Met de Raad is de rechtbank van oordeel dat gelet op de adviezen van de betrokken hulpverlening en de weerstand bij [minderjarige] , de door de GI verzochte regeling van 1 keer per week op dit moment het meest in het belang is van [minderjarige] . De rechtbank begrijpt de zorgen van de vader maar op dit moment lijkt voornoemde door de GI verzochte regeling het maximaal haalbare. De rechtbank merkt naar de vader toe nog op dat de omgang tussen [minderjarige] en zijn vader zich al vele jaren kenmerkt door begeleiding van de omgang en angsten bij [minderjarige] . Dat is een zware belasting voor [minderjarige] , waarvoor de vader oog zou moeten hebben.

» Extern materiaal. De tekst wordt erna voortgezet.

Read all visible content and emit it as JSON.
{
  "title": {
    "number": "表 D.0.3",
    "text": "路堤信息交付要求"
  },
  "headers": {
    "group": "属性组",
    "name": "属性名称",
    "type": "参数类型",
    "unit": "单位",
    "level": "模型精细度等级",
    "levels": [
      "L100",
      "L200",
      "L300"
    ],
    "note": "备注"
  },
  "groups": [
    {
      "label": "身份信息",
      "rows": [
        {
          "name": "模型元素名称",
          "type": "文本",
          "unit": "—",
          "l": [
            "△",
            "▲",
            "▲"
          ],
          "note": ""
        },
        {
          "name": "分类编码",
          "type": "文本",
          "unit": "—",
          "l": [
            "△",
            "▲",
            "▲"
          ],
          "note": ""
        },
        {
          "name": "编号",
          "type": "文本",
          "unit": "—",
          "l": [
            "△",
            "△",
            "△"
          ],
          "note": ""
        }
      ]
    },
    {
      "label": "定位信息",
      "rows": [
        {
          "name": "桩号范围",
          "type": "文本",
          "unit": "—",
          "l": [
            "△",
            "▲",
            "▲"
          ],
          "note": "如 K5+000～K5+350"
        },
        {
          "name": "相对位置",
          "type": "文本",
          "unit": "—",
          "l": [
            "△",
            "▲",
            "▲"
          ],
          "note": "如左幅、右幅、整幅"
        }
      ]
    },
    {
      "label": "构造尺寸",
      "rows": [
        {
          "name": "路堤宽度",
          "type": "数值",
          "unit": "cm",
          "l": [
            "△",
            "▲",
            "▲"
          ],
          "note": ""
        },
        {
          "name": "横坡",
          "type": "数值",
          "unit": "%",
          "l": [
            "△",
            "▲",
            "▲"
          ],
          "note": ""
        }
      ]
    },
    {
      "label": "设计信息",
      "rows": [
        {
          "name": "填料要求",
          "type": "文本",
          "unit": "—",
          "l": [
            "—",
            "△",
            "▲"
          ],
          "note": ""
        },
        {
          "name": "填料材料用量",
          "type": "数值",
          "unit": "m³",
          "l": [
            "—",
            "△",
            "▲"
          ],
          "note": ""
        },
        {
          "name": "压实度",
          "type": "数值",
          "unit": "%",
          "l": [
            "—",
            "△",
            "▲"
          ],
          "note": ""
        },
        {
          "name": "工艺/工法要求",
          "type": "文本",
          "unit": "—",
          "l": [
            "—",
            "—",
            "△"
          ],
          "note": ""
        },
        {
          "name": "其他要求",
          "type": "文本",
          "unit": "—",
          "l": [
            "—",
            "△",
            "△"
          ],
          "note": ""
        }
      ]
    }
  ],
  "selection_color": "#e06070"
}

Die belasting dient verlicht te worden. De rechtbank ziet echter op dit moment onvoldoende aanleiding de zorgregeling nog verder te beperken tot 1 contactmoment per maand zoals door de moeder tijdens de mondelinge behandeling is verzocht. Zoals de verschillende hulpverleningen hebben overwogen zou dat een eventuele latere opbouw van een zorgregeling bemoeilijken. De rechtbank gaat er van uit dat de moeder ook in het vrijwillig kader haar medewerking zal verlenen aan de zorgregeling. De rechtbank zal de door de GI verzochte zorgregeling dan ook op onderstaande wijze bepalen, waarbij wordt opgemerkt dat dit niet betekent dat de regeling in de toekomst niet kan worden aangepast.

4.De beslissing

De rechtbank:
In de procedures C/02/340518 / FA RK 18-352 en C/02/421809 / JE RK 24-758;
stelt tussen de vader en de minderjarige [minderjarige] , geboren te
[geboorteplaats] op [geboortedag] 2014, een zorgregeling vast zoals hiervoor onder rechtsoverweging 3.3 is overwogen;
verklaart deze beschikking tot zover uitvoerbaar bij voorraad;
wijst af hetgeen meer of anders is verzocht.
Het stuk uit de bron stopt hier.